De historicus Santiago López Rodríguez zal zijn proefschrift binnen enkele maanden publiceren.
Volgens de Spaanse historicus Santiago López Rodríguez hebben vier leden van de Spaanse missie van de congregatie Zonen van het Onbevlekt Hart van de Heilige Maagd Maria (of claretijnen, naar hun stichter de Heilige Antonius Maria Claret) in Parijs ten tijde van het Vichyregime het leven gered van tientallen joodse families. Dat schrijft de Spaanse krant El Pais.
De paters Gilberto Valtierra, Joaquín Aller, Emilio Martín en Ignacio Turrillas hebben bij leven nooit erover opgeschept hoe zij tijdens de oorlogsjaren hun leven op het spel hebben gezet met de vervalsing van doop- en huwelijksdocumenten en hoe zij de joodse families tijdelijk hielpen onderduiken en vluchten naar Spanje, waar zij dankzij hen aan de nazivervolging wisten te ontsnappen. Dankzij de vervalsers van God, zoals het kwartet in El Pais wordt genoemd, werden minstens 155, vooral sefardische joden gered van deportatie naar het concentratie- of vernietigingskamp.
Voor het correct weergeven van deze inhoud dien je (sociale) content cookies te aanvaarden.

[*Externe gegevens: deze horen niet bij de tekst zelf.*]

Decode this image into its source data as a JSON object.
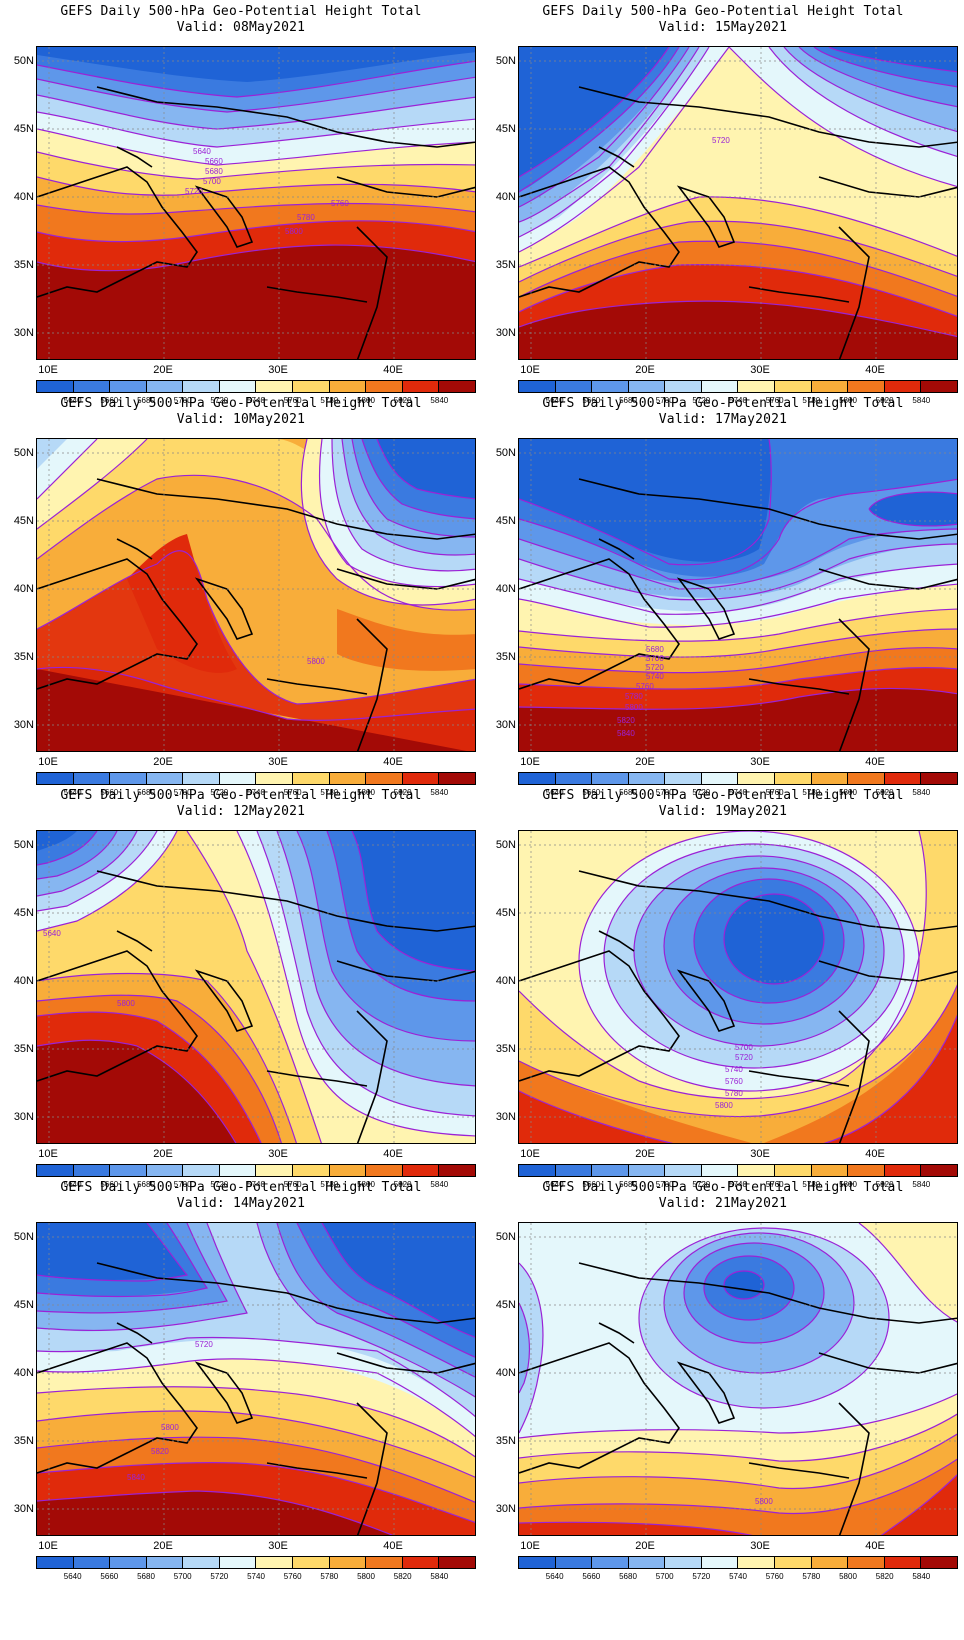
{
  "title": "GEFS Daily 500-hPa Geo-Potential Height Total",
  "lat_labels": [
    "50N",
    "45N",
    "40N",
    "35N",
    "30N"
  ],
  "lon_labels": [
    "10E",
    "20E",
    "30E",
    "40E"
  ],
  "colorbar": {
    "levels": [
      "5640",
      "5660",
      "5680",
      "5700",
      "5720",
      "5740",
      "5760",
      "5780",
      "5800",
      "5820",
      "5840"
    ],
    "colors": [
      "#1f63d6",
      "#3a7ae0",
      "#5e97ea",
      "#86b6f1",
      "#b6d9f7",
      "#e4f7fb",
      "#fff4b0",
      "#fed96a",
      "#f8ad3a",
      "#f1781e",
      "#e02a0b",
      "#a30a06"
    ]
  },
  "contour_color": "#9b22d6",
  "panels": [
    {
      "valid": "Valid: 08May2021",
      "labels": [
        "5640",
        "5660",
        "5680",
        "5700",
        "5720",
        "5760",
        "5780",
        "5800"
      ]
    },
    {
      "valid": "Valid: 15May2021",
      "labels": [
        "5720"
      ]
    },
    {
      "valid": "Valid: 10May2021",
      "labels": [
        "5800"
      ]
    },
    {
      "valid": "Valid: 17May2021",
      "labels": [
        "5680",
        "5700",
        "5720",
        "5740",
        "5760",
        "5780",
        "5800",
        "5820",
        "5840"
      ]
    },
    {
      "valid": "Valid: 12May2021",
      "labels": [
        "5640",
        "5800"
      ]
    },
    {
      "valid": "Valid: 19May2021",
      "labels": [
        "5700",
        "5720",
        "5740",
        "5760",
        "5780",
        "5800"
      ]
    },
    {
      "valid": "Valid: 14May2021",
      "labels": [
        "5720",
        "5800",
        "5820",
        "5840"
      ]
    },
    {
      "valid": "Valid: 21May2021",
      "labels": [
        "5800"
      ]
    }
  ]
}
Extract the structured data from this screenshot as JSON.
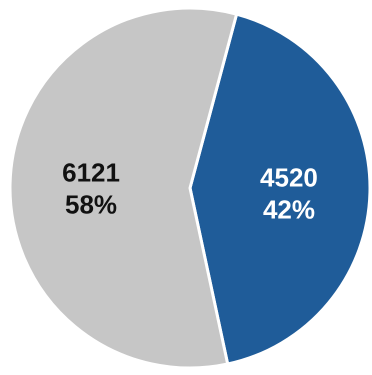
{
  "chart_data": {
    "type": "pie",
    "slices": [
      {
        "value": 4520,
        "label": "4520",
        "percent_label": "42%",
        "color": "#1f5c99",
        "text_color": "#ffffff"
      },
      {
        "value": 6121,
        "label": "6121",
        "percent_label": "58%",
        "color": "#c6c6c6",
        "text_color": "#111111"
      }
    ],
    "title": "",
    "legend": "none"
  }
}
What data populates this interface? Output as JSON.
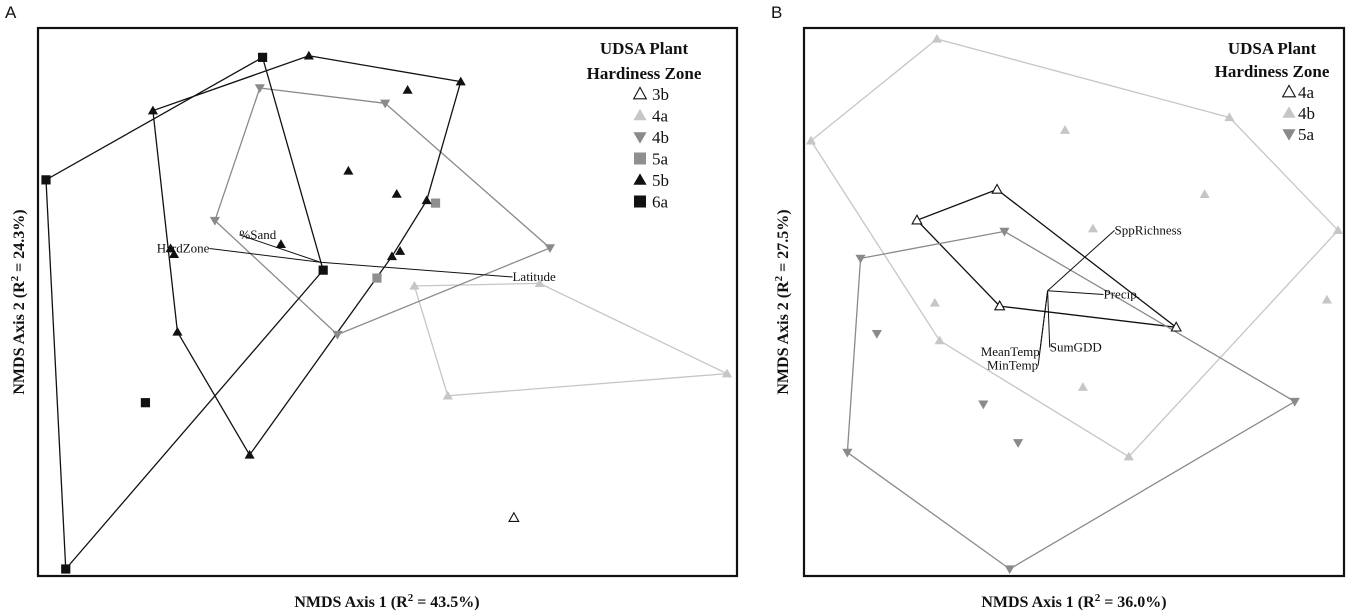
{
  "chart_data": [
    {
      "panel": "A",
      "type": "scatter",
      "xlabel": "NMDS Axis 1 (R",
      "xlabel_sup": "2",
      "xlabel_end": " = 43.5%)",
      "ylabel": "NMDS Axis 2 (R",
      "ylabel_sup": "2",
      "ylabel_end": " = 24.3%)",
      "xlim": [
        0,
        100
      ],
      "ylim": [
        0,
        100
      ],
      "grid": false,
      "legend_placement": "top-right",
      "legend_title_line1": "UDSA Plant",
      "legend_title_line2": "Hardiness Zone",
      "series": [
        {
          "name": "3b",
          "marker": "triangle-up-open",
          "color": "#111111",
          "hull": false,
          "points": [
            [
              68.7,
              9.7
            ]
          ]
        },
        {
          "name": "4a",
          "marker": "triangle-up",
          "color": "#c6c6c6",
          "hull": true,
          "points": [
            [
              54.1,
              53.6
            ],
            [
              72.5,
              54.1
            ],
            [
              100,
              37
            ],
            [
              59,
              32.8
            ]
          ]
        },
        {
          "name": "4b",
          "marker": "triangle-down",
          "color": "#8a8a8a",
          "hull": true,
          "points": [
            [
              31.4,
              91.1
            ],
            [
              49.8,
              88.2
            ],
            [
              74,
              60.8
            ],
            [
              42.8,
              44.4
            ],
            [
              24.8,
              66
            ]
          ]
        },
        {
          "name": "5a",
          "marker": "square",
          "color": "#8f8f8f",
          "hull": false,
          "points": [
            [
              57.2,
              69.3
            ],
            [
              48.6,
              55.1
            ]
          ]
        },
        {
          "name": "5b",
          "marker": "triangle-up",
          "color": "#111111",
          "hull": true,
          "points": [
            [
              38.6,
              97.2
            ],
            [
              60.9,
              92.3
            ],
            [
              55.9,
              69.8
            ],
            [
              50.8,
              59.2
            ],
            [
              29.9,
              21.6
            ],
            [
              19.3,
              44.9
            ],
            [
              15.7,
              86.8
            ]
          ],
          "interior": [
            [
              53.1,
              90.7
            ],
            [
              44.4,
              75.4
            ],
            [
              51.5,
              71
            ],
            [
              34.5,
              61.5
            ],
            [
              18.3,
              60.7
            ],
            [
              52,
              60.2
            ],
            [
              18.8,
              59.6
            ]
          ]
        },
        {
          "name": "6a",
          "marker": "square",
          "color": "#111111",
          "hull": true,
          "points": [
            [
              31.8,
              96.9
            ],
            [
              40.7,
              56.6
            ],
            [
              2.9,
              0
            ],
            [
              0,
              73.7
            ]
          ],
          "interior": [
            [
              14.6,
              31.5
            ]
          ]
        }
      ],
      "vectors": [
        {
          "label": "HardZone",
          "end": [
            24,
            60.7
          ],
          "label_anchor": "end"
        },
        {
          "label": "%Sand",
          "end": [
            28.4,
            63.3
          ],
          "label_anchor": "start"
        },
        {
          "label": "Latitude",
          "end": [
            68.5,
            55.3
          ],
          "label_anchor": "start"
        }
      ],
      "vector_origin": [
        40.3,
        58.1
      ]
    },
    {
      "panel": "B",
      "type": "scatter",
      "xlabel": "NMDS Axis 1 (R",
      "xlabel_sup": "2",
      "xlabel_end": " = 36.0%)",
      "ylabel": "NMDS Axis 2 (R",
      "ylabel_sup": "2",
      "ylabel_end": " = 27.5%)",
      "xlim": [
        0,
        100
      ],
      "ylim": [
        0,
        100
      ],
      "grid": false,
      "legend_placement": "top-right",
      "legend_title_line1": "UDSA Plant",
      "legend_title_line2": "Hardiness Zone",
      "series": [
        {
          "name": "4a",
          "marker": "triangle-up-open",
          "color": "#111111",
          "hull": true,
          "points": [
            [
              35.3,
              71.6
            ],
            [
              69.3,
              45.6
            ],
            [
              35.8,
              49.6
            ],
            [
              20.1,
              65.8
            ]
          ]
        },
        {
          "name": "4b",
          "marker": "triangle-up",
          "color": "#c6c6c6",
          "hull": true,
          "points": [
            [
              23.9,
              100
            ],
            [
              79.4,
              85.2
            ],
            [
              100,
              63.9
            ],
            [
              60.3,
              21.2
            ],
            [
              24.4,
              43.1
            ],
            [
              0,
              80.8
            ]
          ],
          "interior": [
            [
              48.2,
              82.8
            ],
            [
              53.5,
              64.2
            ],
            [
              74.7,
              70.7
            ],
            [
              97.9,
              50.8
            ],
            [
              23.5,
              50.2
            ],
            [
              51.6,
              34.3
            ]
          ]
        },
        {
          "name": "5a",
          "marker": "triangle-down",
          "color": "#8a8a8a",
          "hull": true,
          "points": [
            [
              36.7,
              63.7
            ],
            [
              91.8,
              31.6
            ],
            [
              37.7,
              0
            ],
            [
              6.9,
              22
            ],
            [
              9.4,
              58.6
            ]
          ],
          "interior": [
            [
              12.5,
              44.4
            ],
            [
              32.7,
              31.1
            ],
            [
              39.3,
              23.8
            ]
          ]
        }
      ],
      "vectors": [
        {
          "label": "SppRichness",
          "end": [
            57.6,
            63.9
          ],
          "label_anchor": "start"
        },
        {
          "label": "Precip.",
          "end": [
            55.5,
            51.8
          ],
          "label_anchor": "start"
        },
        {
          "label": "SumGDD",
          "end": [
            45.3,
            41.8
          ],
          "label_anchor": "start"
        },
        {
          "label": "MeanTemp",
          "end": [
            43.4,
            40.9
          ],
          "label_anchor": "end"
        },
        {
          "label": "MinTemp",
          "end": [
            43.1,
            38.4
          ],
          "label_anchor": "end"
        }
      ],
      "vector_origin": [
        44.9,
        52.5
      ]
    }
  ]
}
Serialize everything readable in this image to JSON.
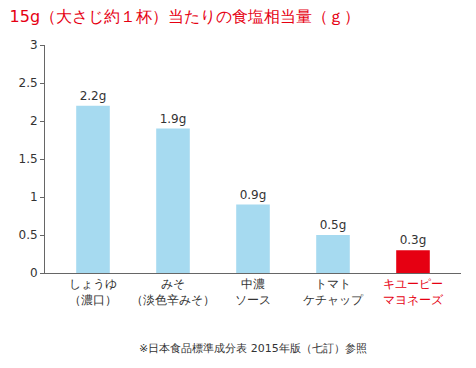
{
  "chart_data": {
    "type": "bar",
    "title": "15g（大さじ約１杯）当たりの食塩相当量（ｇ）",
    "categories": [
      "しょうゆ\n（濃口）",
      "みそ\n（淡色辛みそ）",
      "中濃\nソース",
      "トマト\nケチャップ",
      "キユーピー\nマヨネーズ"
    ],
    "values": [
      2.2,
      1.9,
      0.9,
      0.5,
      0.3
    ],
    "value_labels": [
      "2.2g",
      "1.9g",
      "0.9g",
      "0.5g",
      "0.3g"
    ],
    "colors": [
      "#a6daf0",
      "#a6daf0",
      "#a6daf0",
      "#a6daf0",
      "#e60012"
    ],
    "ylim": [
      0,
      3
    ],
    "yticks": [
      0,
      0.5,
      1,
      1.5,
      2,
      2.5,
      3
    ],
    "grid": false,
    "data_labels": true,
    "annotations": [
      "※日本食品標準成分表 2015年版（七訂）参照"
    ]
  }
}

Santiago López Rodríguez, die vandaag professor geschiedenis aan de Universiteit van Extremadura is, kwam hun heroïsche houding bij toeval op het spoor tijdens zijn onderzoek voor zijn proefschrift naar de tussenkomst van de Spaanse diplomatie ten tijde van de Holocaust: Ik deed voor mijn proefschrift onderzoek in de archieven van het consulaat en interviews met overlevenden en familieleden van slachtoffers van de nazi's. Terwijl ik koffie dronk met Alain de Toledo, de zoon van een gedeporteerde uit het kamp Royallieu-Compiègne, vertelde hij me dat zijn ouders vervalste doopcertificaten hadden gekregen van priesters die verbonden waren aan een Spaanse kerk in Parijs en zo konden vluchten naar Spanje.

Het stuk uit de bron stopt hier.